The next day, Mary, Jane, and Michael are out to do errands, but are called to the assistance of Mary's Uncle Albert by a dog named Andrew (she is able to understand him, though Michael believes he said nothing). They go to the house to find Bert already there. The children discover that Uncle Albert "suffers" from a condition where he uncontrollably floats to the ceiling when he laughs. Despite being warned by Mary, the condition spreads to Bert and the children. At Uncle Albert's request, they stay for tea after Mary makes the table float into the air. Eventually, everyone comes down at the sadness of being told they must leave.
That night, George attempts to fire Mary after hearing the children's unbelievable tales. However, they are happy to find that she has not been fired. Michael is puzzled, however, when she announces they will go on an outing to the bank with their father, as he had never taken them anywhere. Mary tells them about the Bird Woman, who allows people to feed the birds for tuppence nearby.
Michael goes with his father and sister to the bank, and secretly brings tuppence to feed the birds. George refuses to let him, however, and attempts to convince him to invest it in the bank. He is almost convinced, but is angered when the owner, Mr. Dawes Sr., takes it without asking. His attempt to retrieve it begins a run on the bank.

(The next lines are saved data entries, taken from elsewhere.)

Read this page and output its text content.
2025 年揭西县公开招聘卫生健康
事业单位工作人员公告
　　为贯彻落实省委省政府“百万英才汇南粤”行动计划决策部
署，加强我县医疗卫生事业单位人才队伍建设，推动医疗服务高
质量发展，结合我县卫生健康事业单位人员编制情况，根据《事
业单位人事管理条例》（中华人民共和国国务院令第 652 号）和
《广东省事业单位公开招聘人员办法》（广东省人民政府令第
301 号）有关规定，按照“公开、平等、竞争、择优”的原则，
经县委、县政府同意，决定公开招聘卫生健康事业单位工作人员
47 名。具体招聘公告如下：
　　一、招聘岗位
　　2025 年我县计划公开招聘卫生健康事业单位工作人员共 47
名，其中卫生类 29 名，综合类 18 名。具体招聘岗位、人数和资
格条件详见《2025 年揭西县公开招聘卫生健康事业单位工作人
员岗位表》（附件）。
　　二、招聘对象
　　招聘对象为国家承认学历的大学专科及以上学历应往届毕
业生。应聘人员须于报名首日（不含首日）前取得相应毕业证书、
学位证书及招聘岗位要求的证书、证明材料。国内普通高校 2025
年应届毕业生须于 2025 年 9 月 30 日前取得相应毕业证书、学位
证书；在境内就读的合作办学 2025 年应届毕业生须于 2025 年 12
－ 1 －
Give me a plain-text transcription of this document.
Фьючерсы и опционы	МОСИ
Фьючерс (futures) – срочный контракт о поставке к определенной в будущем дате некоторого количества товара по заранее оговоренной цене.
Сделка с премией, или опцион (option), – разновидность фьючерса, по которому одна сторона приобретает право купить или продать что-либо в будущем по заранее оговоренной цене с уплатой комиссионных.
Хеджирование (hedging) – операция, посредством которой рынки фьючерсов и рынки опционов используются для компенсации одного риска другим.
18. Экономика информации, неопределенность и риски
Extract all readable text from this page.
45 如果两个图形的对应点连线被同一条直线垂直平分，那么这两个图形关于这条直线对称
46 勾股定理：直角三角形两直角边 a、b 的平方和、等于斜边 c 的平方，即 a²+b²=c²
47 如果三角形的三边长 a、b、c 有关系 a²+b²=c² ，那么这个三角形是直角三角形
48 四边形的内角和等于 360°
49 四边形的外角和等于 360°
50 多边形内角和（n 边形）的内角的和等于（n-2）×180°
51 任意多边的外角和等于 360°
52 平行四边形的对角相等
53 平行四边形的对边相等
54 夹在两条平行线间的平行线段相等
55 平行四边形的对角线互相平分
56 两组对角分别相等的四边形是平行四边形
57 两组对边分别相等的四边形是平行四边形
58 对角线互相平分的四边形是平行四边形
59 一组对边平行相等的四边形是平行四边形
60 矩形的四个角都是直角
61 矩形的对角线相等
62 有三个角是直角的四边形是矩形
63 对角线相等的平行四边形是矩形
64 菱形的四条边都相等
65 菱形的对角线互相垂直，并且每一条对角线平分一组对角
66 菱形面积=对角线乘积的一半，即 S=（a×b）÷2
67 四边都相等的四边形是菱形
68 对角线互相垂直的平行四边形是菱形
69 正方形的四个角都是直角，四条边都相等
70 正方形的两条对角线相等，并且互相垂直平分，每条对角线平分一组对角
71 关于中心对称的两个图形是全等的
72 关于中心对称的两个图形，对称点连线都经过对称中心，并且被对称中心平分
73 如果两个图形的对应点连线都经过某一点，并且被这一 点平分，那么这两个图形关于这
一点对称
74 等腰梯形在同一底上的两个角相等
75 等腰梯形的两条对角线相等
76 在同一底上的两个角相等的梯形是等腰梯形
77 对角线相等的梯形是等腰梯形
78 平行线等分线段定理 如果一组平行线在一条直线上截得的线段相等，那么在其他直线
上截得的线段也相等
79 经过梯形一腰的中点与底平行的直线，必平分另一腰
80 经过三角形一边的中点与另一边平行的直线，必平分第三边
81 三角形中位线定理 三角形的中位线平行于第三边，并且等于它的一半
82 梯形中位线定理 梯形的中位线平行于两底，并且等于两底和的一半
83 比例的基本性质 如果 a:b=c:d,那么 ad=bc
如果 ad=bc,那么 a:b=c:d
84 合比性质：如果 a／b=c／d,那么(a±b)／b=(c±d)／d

In the chaos, Jane and Michael escape from the bank. They become lost, but soon run into Bert, who is working as a chimney sweep. They reveal the trouble at the bank, but do not seem to understand what went wrong, though they believe that their father hates them for it. He helps them to understand that George does not hate them, but is merely trapped in a cage by his responsibilities. He takes them home, and is unwittingly enlisted to watch them by Winifred, as it is Mary's day off. He allows them to help him clean the chimney. As they are working, Mary returns and warns them of the danger, just as Michael is sucked up it. Jane, Mary, and Bert follow, and Mary leads the group on an expedition of the rooftops. They run into Bert's chimney sweep friends, and party all the way back to the Banks' living room. Bert runs out the sweeps when George returns home, who catches Michael trying to leave with them.
After hearing that his father is in trouble for the events at the bank, Michael gives the tuppence to him, in the belief that it will help fix things. The next morning, Mary is preparing to leave, much to Jane and Michael's disappointment. However, they soon hears their father calling them, though he doesn't believe it to be him, as the voice is happy. They head downstairs and discover that he has fixed their broken kite. During the night, he had a change of character, and had decided to become a more involved father. He takes his family kite flying. Michael is so happy to be with his father, that he forgets to say goodbye to Mary, though she notes that that is as it should be. He is last seen happily flying his kite alongside his family.